This fall, when mathematics students at the Hopkins County Career and Technology Center ask their instructor, “When are we ever going to use this in our lives?” The answer will come in the form of a Van Halen title: “Right Now.”
As the rest of Hopkins County Schools is welcoming in its second educational trimester, tech center students who are enrolled in Manufacturing Processes ad Materials (AIM 110) will begin making their own electric guitars completely from scratch.
Throughout the STEM-Guitar project (science, technology, engineering and math) students will not only utilize their skills in modeling, blueprinting, electric circuits and mathematics to craft their own playable six-string, but they will also earn 16 hours of dual credit toward a manufacturing degree at Madisonville Community College.
The project — the first of its kind to be implemented at the high school level in the state of Kentucky — was made possible by a $475,000 educational grant from the National Science Foundation.
According to instructors, offering students a unique, real-world application to studies is key to attracting them to STEM-related fields.
“When you are taking math in high school, you are thinking ‘I will never use this in my life,'” MCC Applied Technology instructor Modestos Modestou said. “If you put something like this in a classroom, they will pay attention. They will know what to do.”
Students will be tasked to take specific measurements, make precise cuts and grooves and manage electrical circuits in order to make the perfect working guitar. They will be using the same mathematical functions and formulas as they would in their regular manufacturing class, only now they will have something to take home to show for it.
“What we found in the past, is that sometimes it’s difficult to attract high school students into technical programming,” David Schuermer, MCC’s director of grants, planning and institutional effectiveness said. “It is not hard to attract them into health sciences. They know what a nurse, radiographer and paramedic does. When you talk about an advanced numerated technician, for example, they don’t.
“(Technical programming) is demanding and it’s changing,” Schuermer continued. “There are bunches of jobs out there.”
The project will officially kick off in November.
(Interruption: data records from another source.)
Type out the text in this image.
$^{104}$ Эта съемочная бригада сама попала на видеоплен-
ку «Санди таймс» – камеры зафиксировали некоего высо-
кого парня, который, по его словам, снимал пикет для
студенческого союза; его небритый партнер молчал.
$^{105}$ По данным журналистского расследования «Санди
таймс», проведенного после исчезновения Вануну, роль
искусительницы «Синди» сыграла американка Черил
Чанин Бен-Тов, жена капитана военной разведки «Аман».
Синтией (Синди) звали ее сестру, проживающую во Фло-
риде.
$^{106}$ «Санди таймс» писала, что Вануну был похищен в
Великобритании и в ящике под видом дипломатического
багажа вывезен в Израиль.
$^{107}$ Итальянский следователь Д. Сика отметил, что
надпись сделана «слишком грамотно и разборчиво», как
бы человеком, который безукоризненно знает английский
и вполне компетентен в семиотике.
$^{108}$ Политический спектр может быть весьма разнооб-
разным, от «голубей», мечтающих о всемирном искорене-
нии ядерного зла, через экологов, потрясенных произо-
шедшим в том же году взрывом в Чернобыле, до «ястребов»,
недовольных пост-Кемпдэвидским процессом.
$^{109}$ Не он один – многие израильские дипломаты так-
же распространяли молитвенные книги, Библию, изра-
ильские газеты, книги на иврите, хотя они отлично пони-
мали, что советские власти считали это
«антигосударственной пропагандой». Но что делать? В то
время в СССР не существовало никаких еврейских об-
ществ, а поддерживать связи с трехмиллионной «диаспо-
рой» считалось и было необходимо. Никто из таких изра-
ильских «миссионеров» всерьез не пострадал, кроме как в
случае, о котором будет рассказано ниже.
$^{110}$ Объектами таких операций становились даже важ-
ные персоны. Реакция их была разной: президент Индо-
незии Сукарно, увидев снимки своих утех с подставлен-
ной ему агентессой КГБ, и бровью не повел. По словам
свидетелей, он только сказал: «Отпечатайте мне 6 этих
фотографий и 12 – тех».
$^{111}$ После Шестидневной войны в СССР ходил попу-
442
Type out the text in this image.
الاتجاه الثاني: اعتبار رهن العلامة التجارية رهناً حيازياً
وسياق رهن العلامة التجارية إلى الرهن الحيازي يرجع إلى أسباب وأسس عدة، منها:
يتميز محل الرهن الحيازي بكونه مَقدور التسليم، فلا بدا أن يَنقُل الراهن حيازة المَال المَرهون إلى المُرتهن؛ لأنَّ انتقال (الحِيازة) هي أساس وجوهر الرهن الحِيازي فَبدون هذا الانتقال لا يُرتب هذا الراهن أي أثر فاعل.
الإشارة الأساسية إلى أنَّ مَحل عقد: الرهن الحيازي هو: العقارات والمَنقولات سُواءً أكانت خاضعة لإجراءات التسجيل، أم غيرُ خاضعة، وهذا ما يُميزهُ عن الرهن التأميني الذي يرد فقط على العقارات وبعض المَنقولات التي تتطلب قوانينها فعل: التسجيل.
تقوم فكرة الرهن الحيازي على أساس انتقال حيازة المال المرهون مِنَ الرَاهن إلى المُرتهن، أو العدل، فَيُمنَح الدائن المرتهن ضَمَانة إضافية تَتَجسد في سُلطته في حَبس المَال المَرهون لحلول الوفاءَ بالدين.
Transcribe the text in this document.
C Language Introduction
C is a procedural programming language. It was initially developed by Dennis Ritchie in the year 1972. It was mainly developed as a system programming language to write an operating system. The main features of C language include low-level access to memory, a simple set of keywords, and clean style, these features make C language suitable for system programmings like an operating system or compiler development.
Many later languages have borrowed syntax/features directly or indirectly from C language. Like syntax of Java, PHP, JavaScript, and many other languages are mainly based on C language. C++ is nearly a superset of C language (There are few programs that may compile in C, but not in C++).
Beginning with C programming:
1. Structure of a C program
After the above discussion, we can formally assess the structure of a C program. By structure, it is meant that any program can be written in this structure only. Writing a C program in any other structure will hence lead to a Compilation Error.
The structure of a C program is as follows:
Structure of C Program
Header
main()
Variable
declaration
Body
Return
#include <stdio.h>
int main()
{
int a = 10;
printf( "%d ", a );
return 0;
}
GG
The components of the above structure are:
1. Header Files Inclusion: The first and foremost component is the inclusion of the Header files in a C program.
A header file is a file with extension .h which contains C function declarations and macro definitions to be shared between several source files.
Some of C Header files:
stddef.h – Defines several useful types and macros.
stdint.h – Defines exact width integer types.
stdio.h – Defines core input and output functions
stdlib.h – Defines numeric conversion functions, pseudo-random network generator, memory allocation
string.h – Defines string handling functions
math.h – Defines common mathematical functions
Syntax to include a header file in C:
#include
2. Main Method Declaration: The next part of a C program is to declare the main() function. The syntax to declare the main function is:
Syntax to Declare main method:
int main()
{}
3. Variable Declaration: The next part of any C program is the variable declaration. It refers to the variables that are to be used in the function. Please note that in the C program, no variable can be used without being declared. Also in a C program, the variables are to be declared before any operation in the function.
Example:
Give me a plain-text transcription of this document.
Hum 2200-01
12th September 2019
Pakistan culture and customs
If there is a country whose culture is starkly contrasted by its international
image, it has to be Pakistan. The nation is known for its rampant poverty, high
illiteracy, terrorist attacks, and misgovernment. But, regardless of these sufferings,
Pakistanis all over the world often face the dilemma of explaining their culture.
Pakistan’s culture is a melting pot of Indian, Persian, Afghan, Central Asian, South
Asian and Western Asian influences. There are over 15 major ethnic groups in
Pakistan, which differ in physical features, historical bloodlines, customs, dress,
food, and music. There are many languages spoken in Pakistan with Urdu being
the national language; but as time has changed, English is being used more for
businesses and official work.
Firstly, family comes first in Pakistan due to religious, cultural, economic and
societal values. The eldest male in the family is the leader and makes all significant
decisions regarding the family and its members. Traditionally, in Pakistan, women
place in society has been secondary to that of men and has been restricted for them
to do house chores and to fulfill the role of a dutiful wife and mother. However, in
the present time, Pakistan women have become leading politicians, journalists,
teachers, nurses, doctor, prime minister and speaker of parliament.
While students will be utilizing the manufacturing laboratory at the technical center, they will be assisted online by Modestau at MCC. So far, six students have signed up for the project, with more coming in as word of mouth continues.
“We want students to experience something like this before they go to college,” Modestau said. “We want them to get the confidence to think they can do stuff like this — that they can build another one of their own back at home.”
Senior Will Sanderson said he wasn’t timid about utilizing his math skills for such a project — he just wants to make sure the finished product can carry a tune.
“I have never even played a guitar before,” he said. “Well, I tried to learn, but I got really mad. I have a future brother-in-law who plays a lot. I am thinking about giving mine to him since he doesn’t have one. I just hope it works.”
The National Science Foundation grant will fund STEM-Guitar during its first three years. HCCTC Principal Pam Todd said she is working on acquiring a sustainability grant to keep the program running for years to come.
“We consider this like a capstone project,” Schuermer said. “We want students to recognize that they can handle the math and science that is embedded in this. So many students don’t think they can handle ‘college work’ and they are intimidated or scared by it.
“(That fear) is out there,” he added. “‘Do I have the math skills?’ ‘Can I read a blueprint?’ Well, Modestos tells me that I can — I guess I do.”